Which brings us to another big issue with the SSN: It’s not easy to get a new one. The Social Security Administration lists fraud among the allowed reasons for obtaining a new number, but you have to submit proof of continuing harassment and other documents that prove who you are. When companies such as Equifax aren’t proactive or clear about telling users whether their information has been exposed, that leaves the average person in a lurch.
One possible alternative is biometrics. The strength of biometrics is that your face and fingerprints are uniquely yours on a detailed level.
But that’s also a weakness. Fingerprints are public, as Sen. Al Franken, D-minn., noted in a 2013 letter to Apple detailing concerns about its Touch ID scanners. We leave traces of our prints on everything we touch. Our faces are also quite public, especially in the age of social media.
Another alternative is a technology known as blockchain, which creates a public ledger of transactions.

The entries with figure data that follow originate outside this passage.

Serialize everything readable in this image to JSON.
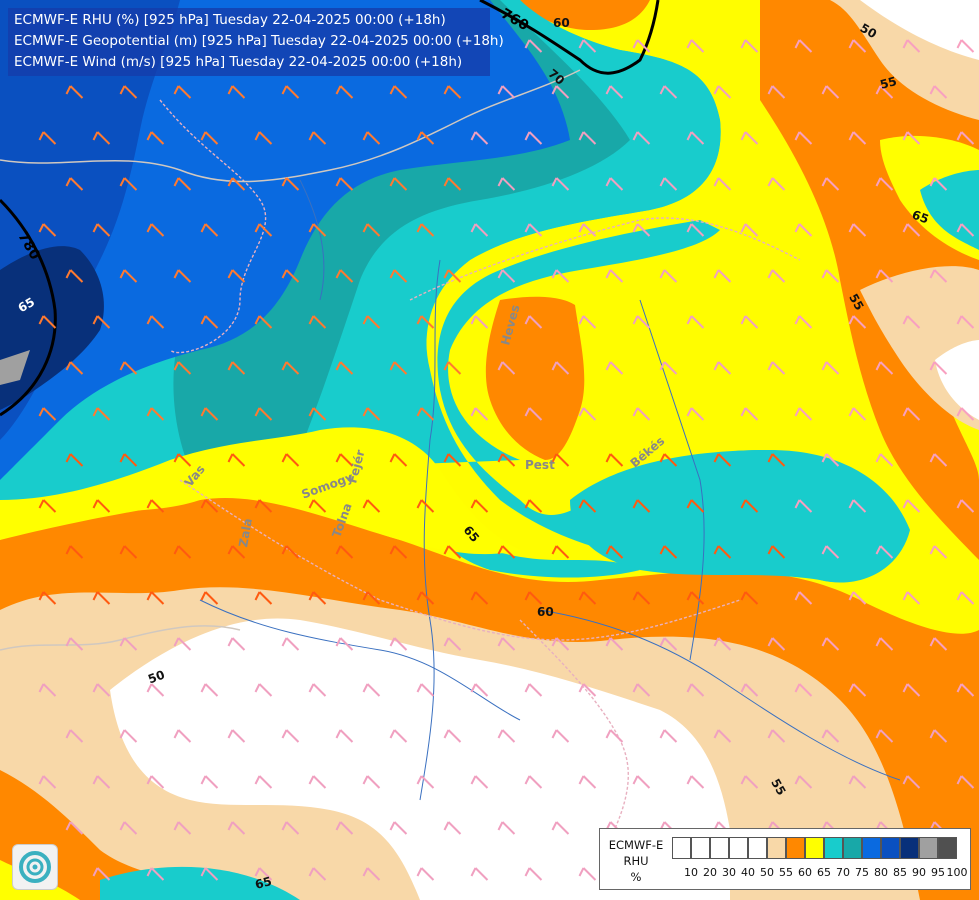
{
  "title": {
    "lines": [
      "ECMWF-E RHU (%) [925 hPa] Tuesday 22-04-2025 00:00 (+18h)",
      "ECMWF-E Geopotential (m) [925 hPa] Tuesday 22-04-2025 00:00 (+18h)",
      "ECMWF-E Wind (m/s) [925 hPa] Tuesday 22-04-2025 00:00 (+18h)"
    ]
  },
  "legend": {
    "title_lines": [
      "ECMWF-E",
      "RHU",
      "%"
    ],
    "ticks": [
      "10",
      "20",
      "30",
      "40",
      "50",
      "55",
      "60",
      "65",
      "70",
      "75",
      "80",
      "85",
      "90",
      "95",
      "100"
    ],
    "colors": [
      "#ffffff",
      "#ffffff",
      "#ffffff",
      "#ffffff",
      "#ffffff",
      "#f8d8a8",
      "#ff8800",
      "#ffff00",
      "#18cccc",
      "#18a8a8",
      "#0a6ae0",
      "#0a50c0",
      "#08307a",
      "#a0a0a0",
      "#505050"
    ]
  },
  "contour_labels": {
    "rhu": [
      "65",
      "60",
      "50",
      "55",
      "55",
      "65",
      "60",
      "50",
      "55",
      "65",
      "65",
      "70"
    ],
    "height": [
      "760",
      "780"
    ]
  },
  "place_labels": {
    "heves": "Heves",
    "pest": "Pest",
    "bekes": "Békés",
    "somogy": "Somogy",
    "fejer": "Fejér",
    "tolna": "Tolna",
    "zala": "Zala",
    "vas": "Vas"
  },
  "palette": {
    "white": "#ffffff",
    "tan": "#f8d8a8",
    "orange": "#ff8800",
    "yellow": "#ffff00",
    "cyan": "#18cccc",
    "teal": "#18a8a8",
    "blue": "#0a6ae0",
    "darkblue": "#0a50c0",
    "navy": "#08307a",
    "grey": "#a0a0a0"
  },
  "logo": {
    "icon": "ecmwf-swirl-icon"
  }
}
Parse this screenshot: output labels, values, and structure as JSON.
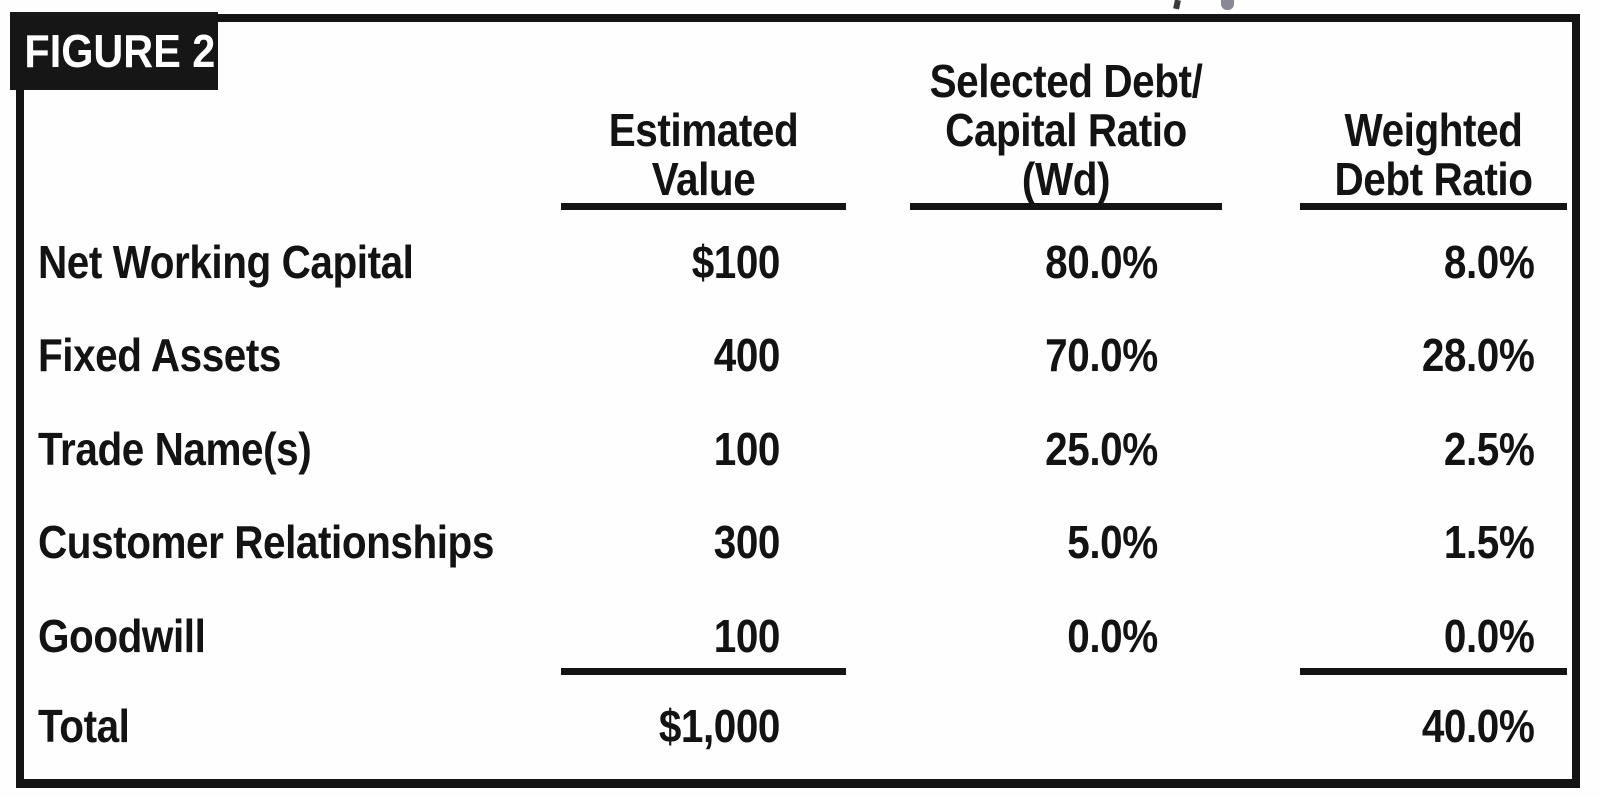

The appeal of blockchain is that individuals would know when their number was being used because the technology allows for transactions to be logged publicly, said Daniel Riedel of the security and automation data firm New Context. Blockchain would notify you when requests for your number come up and could let you block transactions.
Others – particularly in the health sector – have suggested a unique national ID number, similar to what other countries, such as the United Kingdom and Japan, use for their national health services or central identification. But simply proposing a new ID number could lead to the same issues we have with Social Security numbers. That idea also worries those who fear that we’d be giving the federal government too much power. And it doesn’t sit easily with some privacy experts.